1. Get ELF Module Load Address. Put a change in nuttx/binfmt so that you print the address where the ELF text was loaded into memory.

Turning on BINFMT debug (CONFIG_DEBUG_BINFMT=y) should give you this same information. But it will probably also give you more information than you want to see.

Or, perhaps, you could put a printf at the beginning of your main function so that your ELF module can print its own load address? For example, the difference between the address of main() in your object file and the address of main() at run time should give you the load address.

2. Make the ELF Module Wait for You. Put an infinite loop in the main routine of your elf program like this:

  volatile bool waitforme;
  int main (int arc, char **argv)
    while (!waitforme);

Then when you start the ELF program, you will see where it was loaded in memory and the ELF program will be stuck in an infinite loop waiting for waitforme to become true.

3. Start the Debugger.
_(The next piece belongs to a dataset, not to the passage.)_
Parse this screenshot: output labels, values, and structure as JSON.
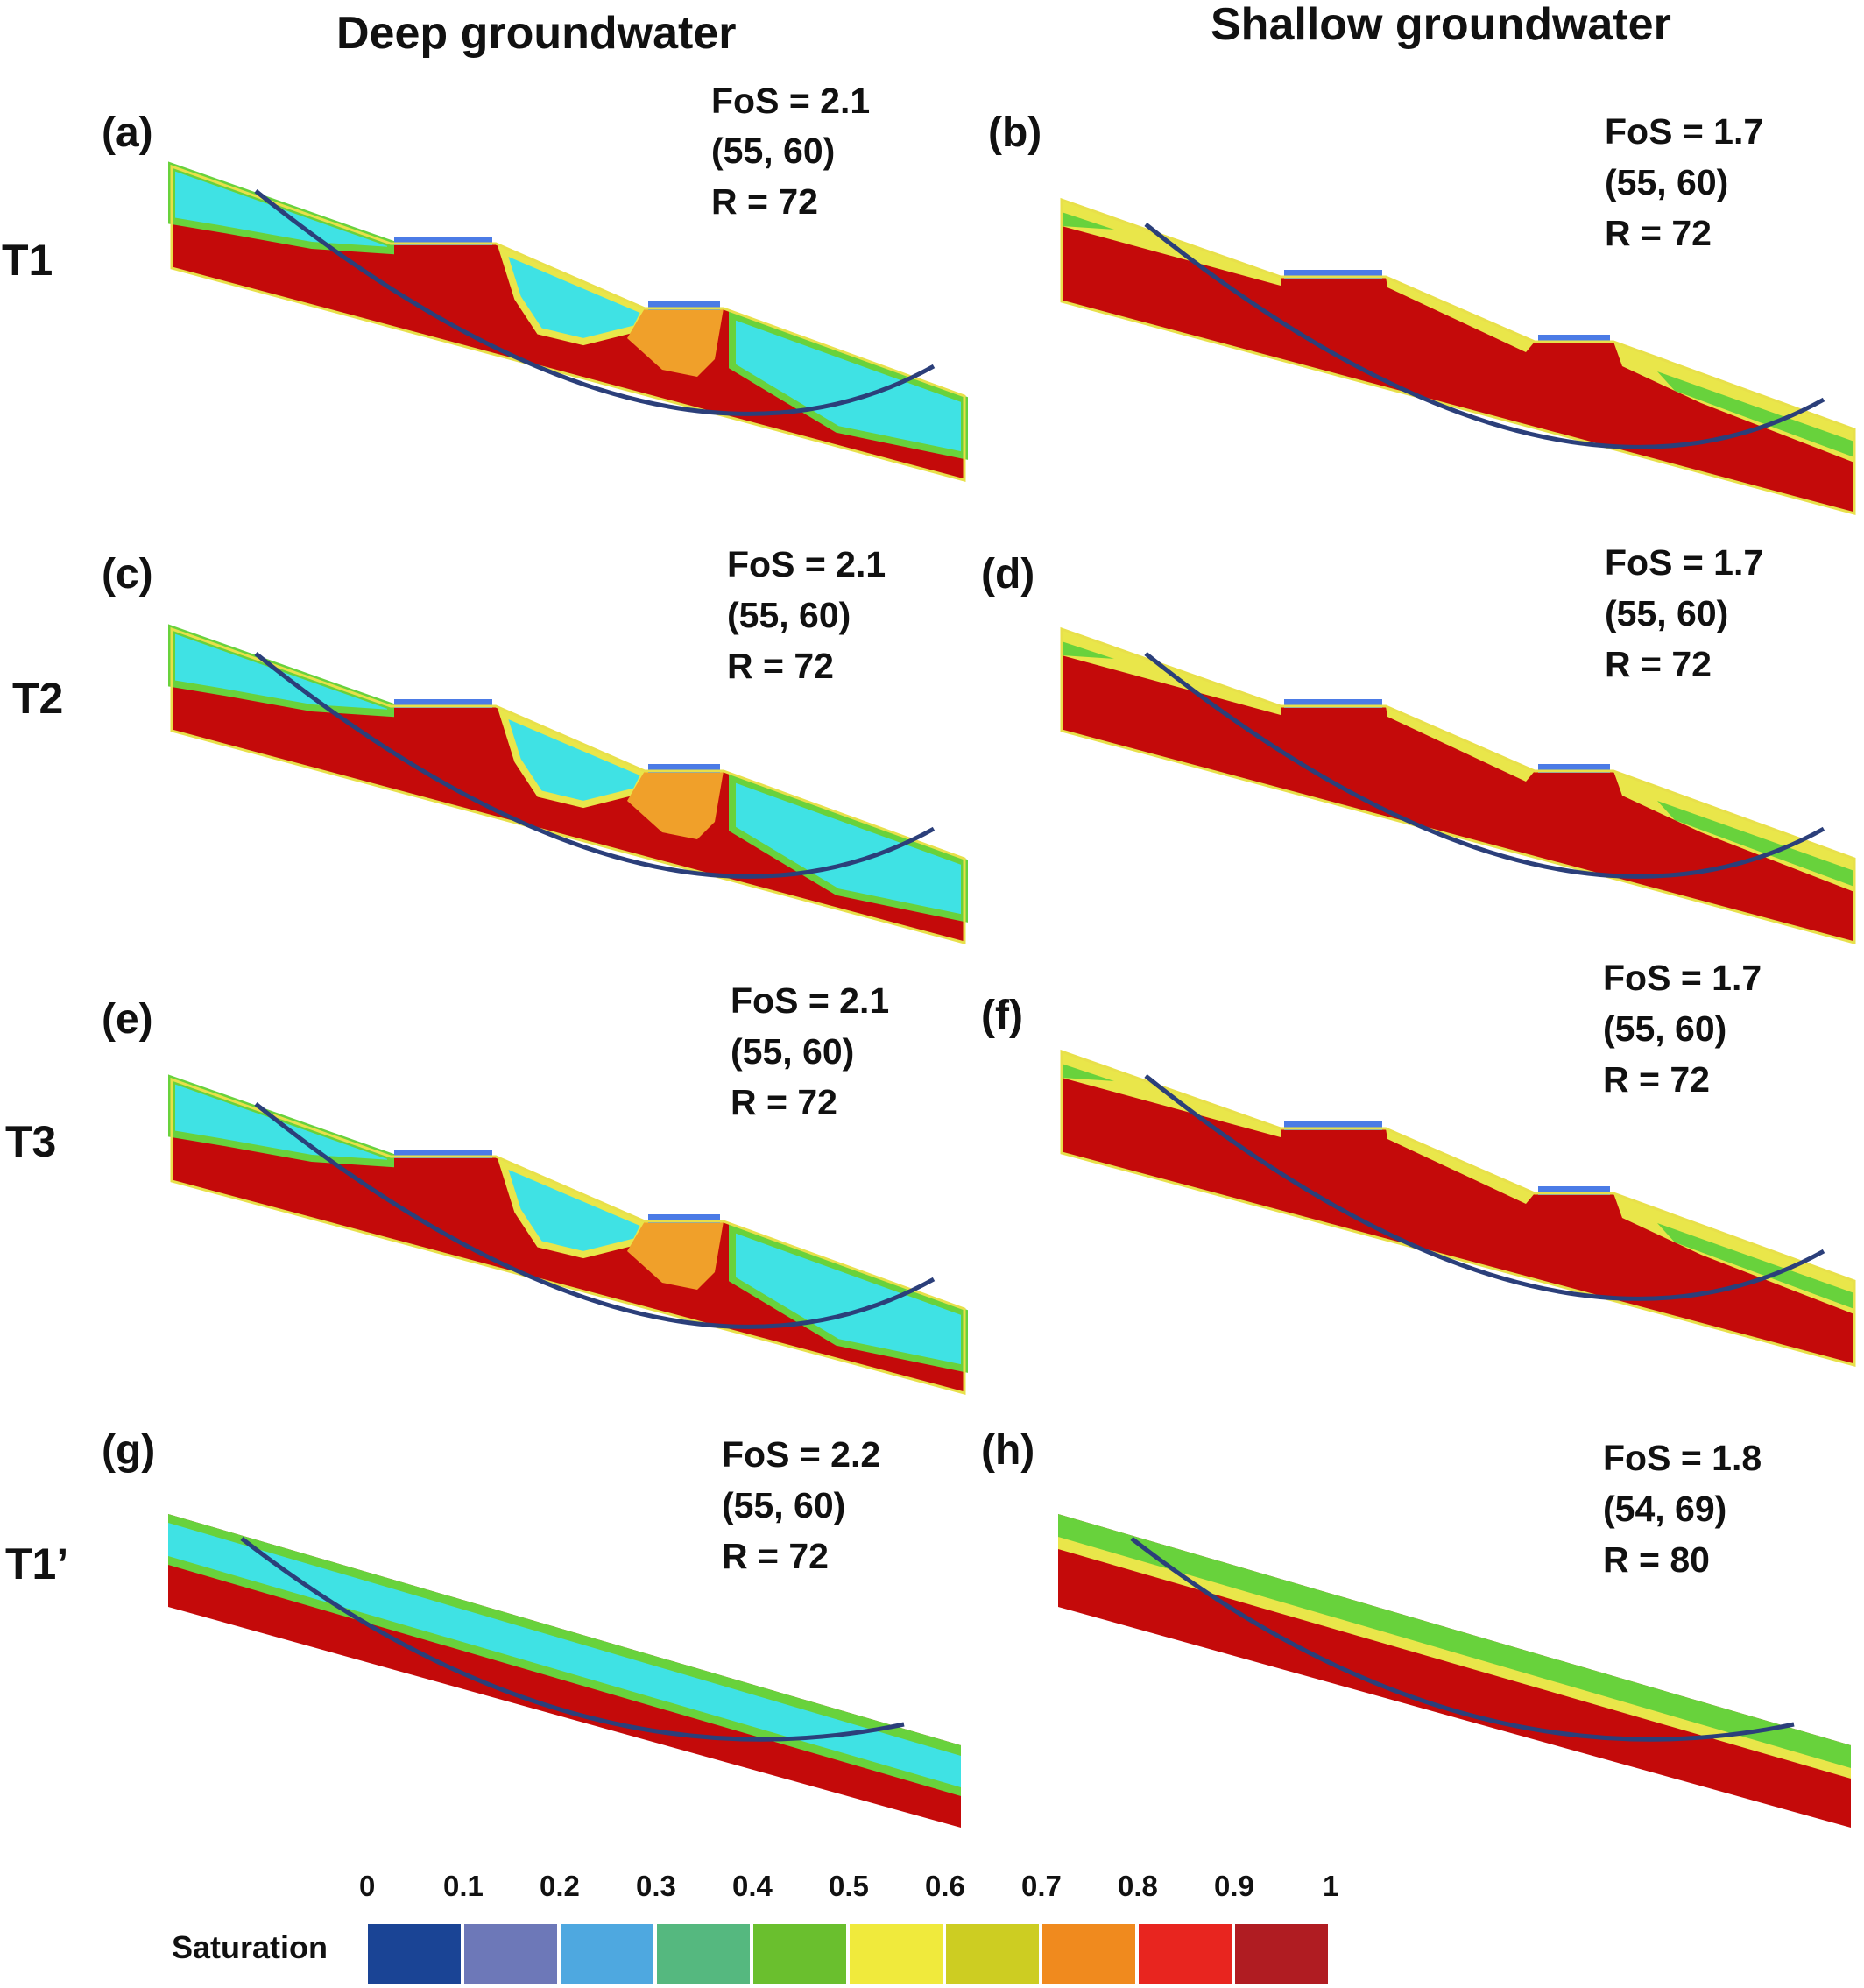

Start the debugger, connect to the GDB server, halt the program. If you debugger is well behaved, your program should be halted in the above infinite loop in main().

4. Load Offset Symbols. Load symbols using the offset where the ELF module was loaded like

  (gdb) add-symbol-file <myprogram> <load-address>

Where <myprogram> is your ELF program with symbols and <load-address> is the address where the program text was loaded. See above for more details. Single step a couple of times and you see the above loop.

5. And Debug. Set waitforme to a non-zero value and you should step out of the infinite loop. And now you are debugging the ELF program loaded into RAM!

An Easier Way? There might be alternative way to step into the ELF module without modifying it with the waitforme loop. You should be able to put a breakpoint on the OS function task_start(). That function should run before your ELF program and should let you single step from the OS code directly into your loaded ELF application with no changes to the ELF application.

When you step into the application main, then you also have the relocated address of main() and you can used that as described in step 1 to compute the load address.